Dizon pointed out that consumers have the right to have access to truthful product information to facilitate sound choice and to be protected against the marketing of goods that are harmful to health and life.
Under the law, “a balloon, ball, marble, or toy or game which packaging is not in compliance with the requirements shall be considered a misbranded or banned hazardous substance and withdrawn from the market at the expense of the manufacturer or importer.”
A fine of not less than P10,000 but not exceeding P50,000 or imprisonment of not less than three months to two years, or both, await violators of the law.
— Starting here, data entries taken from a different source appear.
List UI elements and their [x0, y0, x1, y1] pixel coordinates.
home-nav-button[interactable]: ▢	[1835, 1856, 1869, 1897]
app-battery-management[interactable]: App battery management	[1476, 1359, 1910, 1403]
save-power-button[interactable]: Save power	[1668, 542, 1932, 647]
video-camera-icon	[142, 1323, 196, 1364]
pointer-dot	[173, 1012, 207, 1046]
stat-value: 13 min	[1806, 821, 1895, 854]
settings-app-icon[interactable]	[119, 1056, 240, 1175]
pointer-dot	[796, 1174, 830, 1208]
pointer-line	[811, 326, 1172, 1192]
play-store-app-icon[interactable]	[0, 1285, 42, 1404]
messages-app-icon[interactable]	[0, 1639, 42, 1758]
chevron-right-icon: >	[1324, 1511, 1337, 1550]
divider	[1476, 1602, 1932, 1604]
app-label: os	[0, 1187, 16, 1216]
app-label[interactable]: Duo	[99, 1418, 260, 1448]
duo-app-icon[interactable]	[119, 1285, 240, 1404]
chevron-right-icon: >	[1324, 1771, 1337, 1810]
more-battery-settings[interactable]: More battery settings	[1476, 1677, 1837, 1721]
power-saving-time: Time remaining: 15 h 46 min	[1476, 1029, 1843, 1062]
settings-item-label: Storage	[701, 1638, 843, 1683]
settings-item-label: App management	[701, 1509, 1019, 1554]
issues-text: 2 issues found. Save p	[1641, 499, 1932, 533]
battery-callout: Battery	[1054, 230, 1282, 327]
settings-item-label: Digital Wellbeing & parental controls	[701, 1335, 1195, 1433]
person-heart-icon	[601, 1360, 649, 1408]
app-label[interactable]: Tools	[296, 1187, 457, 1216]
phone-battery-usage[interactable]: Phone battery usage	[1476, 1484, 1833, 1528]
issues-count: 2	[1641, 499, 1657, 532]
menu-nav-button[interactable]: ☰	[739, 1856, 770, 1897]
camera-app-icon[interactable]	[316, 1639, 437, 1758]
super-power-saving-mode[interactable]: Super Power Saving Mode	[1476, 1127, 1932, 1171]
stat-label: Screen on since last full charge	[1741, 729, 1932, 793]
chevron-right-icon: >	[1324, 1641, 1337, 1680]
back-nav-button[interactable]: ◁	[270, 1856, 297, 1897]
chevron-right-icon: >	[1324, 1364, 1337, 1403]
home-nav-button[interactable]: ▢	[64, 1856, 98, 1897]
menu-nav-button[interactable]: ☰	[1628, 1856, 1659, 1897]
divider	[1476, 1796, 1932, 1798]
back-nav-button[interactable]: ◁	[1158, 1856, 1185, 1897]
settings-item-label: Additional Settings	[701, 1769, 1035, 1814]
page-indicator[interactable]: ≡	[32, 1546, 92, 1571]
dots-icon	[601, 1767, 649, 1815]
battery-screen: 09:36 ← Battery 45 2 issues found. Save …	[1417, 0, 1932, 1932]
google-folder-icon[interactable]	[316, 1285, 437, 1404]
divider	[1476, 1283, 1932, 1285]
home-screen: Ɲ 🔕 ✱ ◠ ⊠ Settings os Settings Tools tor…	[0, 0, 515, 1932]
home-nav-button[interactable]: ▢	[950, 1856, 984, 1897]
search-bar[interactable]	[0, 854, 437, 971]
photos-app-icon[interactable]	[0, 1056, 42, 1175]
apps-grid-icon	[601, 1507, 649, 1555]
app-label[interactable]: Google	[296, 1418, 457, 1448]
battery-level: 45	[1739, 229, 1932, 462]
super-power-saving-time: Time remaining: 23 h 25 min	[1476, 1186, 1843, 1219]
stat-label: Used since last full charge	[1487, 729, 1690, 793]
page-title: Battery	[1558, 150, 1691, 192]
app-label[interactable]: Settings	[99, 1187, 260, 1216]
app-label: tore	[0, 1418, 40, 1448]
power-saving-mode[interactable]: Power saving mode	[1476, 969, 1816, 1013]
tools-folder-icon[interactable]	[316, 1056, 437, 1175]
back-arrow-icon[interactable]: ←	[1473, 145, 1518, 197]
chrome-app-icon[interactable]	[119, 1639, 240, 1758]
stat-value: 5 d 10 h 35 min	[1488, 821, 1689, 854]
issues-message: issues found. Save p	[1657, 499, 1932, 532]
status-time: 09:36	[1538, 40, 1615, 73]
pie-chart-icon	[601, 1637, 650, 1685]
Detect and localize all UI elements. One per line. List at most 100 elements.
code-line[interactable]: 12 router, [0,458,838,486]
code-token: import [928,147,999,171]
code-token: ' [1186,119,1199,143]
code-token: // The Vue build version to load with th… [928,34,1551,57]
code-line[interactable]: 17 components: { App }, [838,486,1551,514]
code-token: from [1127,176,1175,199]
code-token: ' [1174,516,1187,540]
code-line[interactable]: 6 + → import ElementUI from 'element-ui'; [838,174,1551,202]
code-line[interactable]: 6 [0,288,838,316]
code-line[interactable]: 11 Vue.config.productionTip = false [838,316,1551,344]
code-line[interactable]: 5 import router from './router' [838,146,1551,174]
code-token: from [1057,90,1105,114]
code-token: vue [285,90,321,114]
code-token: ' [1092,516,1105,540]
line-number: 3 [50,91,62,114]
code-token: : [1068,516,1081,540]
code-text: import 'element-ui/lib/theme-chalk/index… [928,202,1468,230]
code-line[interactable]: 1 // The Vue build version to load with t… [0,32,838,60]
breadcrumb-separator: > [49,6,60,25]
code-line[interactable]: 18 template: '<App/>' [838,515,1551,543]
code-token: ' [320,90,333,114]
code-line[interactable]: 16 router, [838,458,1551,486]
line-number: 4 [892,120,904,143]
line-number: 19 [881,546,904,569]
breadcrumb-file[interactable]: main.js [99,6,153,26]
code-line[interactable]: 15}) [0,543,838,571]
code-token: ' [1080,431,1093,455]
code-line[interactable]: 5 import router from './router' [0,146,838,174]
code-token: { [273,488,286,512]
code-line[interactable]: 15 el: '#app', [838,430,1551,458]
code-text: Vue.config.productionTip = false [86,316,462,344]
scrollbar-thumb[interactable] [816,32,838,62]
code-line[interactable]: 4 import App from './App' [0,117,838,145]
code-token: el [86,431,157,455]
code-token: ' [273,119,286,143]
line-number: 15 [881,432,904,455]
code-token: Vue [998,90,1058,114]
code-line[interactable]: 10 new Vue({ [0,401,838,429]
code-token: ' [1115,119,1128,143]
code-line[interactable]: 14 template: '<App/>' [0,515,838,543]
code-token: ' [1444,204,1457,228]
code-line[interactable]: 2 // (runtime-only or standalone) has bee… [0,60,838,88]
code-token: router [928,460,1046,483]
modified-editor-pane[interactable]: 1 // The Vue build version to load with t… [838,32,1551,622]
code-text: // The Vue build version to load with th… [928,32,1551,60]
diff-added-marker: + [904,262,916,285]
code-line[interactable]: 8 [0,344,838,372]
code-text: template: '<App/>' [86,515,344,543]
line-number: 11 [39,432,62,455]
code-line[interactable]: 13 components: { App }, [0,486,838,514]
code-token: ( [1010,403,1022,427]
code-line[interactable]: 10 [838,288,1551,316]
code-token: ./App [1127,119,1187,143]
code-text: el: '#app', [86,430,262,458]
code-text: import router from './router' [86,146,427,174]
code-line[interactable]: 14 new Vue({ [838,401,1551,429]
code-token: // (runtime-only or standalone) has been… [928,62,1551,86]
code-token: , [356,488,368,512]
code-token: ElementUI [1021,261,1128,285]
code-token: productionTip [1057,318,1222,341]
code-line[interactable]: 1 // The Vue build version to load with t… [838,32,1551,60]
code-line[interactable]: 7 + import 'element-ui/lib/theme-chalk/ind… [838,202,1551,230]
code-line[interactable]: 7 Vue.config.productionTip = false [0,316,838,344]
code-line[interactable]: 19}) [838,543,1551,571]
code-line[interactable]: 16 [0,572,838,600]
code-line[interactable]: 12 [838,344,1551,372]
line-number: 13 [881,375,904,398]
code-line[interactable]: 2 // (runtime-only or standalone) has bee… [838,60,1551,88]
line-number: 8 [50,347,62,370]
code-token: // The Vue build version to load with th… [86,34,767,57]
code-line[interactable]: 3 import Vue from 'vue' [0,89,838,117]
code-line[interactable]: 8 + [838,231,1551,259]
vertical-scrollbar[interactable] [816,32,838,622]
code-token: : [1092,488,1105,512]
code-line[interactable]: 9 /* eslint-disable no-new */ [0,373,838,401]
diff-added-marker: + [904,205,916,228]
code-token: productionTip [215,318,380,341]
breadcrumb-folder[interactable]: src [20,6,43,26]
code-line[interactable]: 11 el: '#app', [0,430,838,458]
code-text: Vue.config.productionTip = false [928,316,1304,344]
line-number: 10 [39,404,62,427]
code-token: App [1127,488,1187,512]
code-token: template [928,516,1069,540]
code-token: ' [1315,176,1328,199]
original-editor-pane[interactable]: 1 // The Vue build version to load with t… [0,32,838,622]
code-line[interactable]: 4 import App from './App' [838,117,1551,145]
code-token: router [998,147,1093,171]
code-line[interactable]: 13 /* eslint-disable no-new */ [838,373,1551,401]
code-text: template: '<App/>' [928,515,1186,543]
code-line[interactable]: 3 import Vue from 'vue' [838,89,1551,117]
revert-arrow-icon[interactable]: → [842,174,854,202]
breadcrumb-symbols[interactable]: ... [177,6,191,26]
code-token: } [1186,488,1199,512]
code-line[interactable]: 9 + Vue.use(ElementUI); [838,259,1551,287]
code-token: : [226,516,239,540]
R.A. 10620 assigned the Department of Trade and Industry (DTI) and the Department of Health (DOH) to regularly publish a list of all manufacturers, importers, distributors and retailers who failed to comply with the requirements of the law, and a list of all misbranded or banned hazardous substances disallowed for sale and distribution, respectively.
“We are excited to see and even contribute to the lists that the DTI and DOH are tasked to do. The information on these lists will surely assist consumers in making informed and healthy purchasing decisions,” Dizon said.
As the Implementing Rules and Regulations of R.A. 10620 are prepared, the EcoWaste Coalition proposed a parallel review of the Philippine National Standards for safety of toys to ensure essential amendments are made in light of relevant policy developments on children’s health and safety, nationally and globally.
Senators Miriam Defensor Santiago and Manny Villar authored the Senate version of R.A. 10620, while its House version was authored by Representatives Diosdado Arroyo, Gloria Macapagal-Arroyo and Rufus Rodriguez.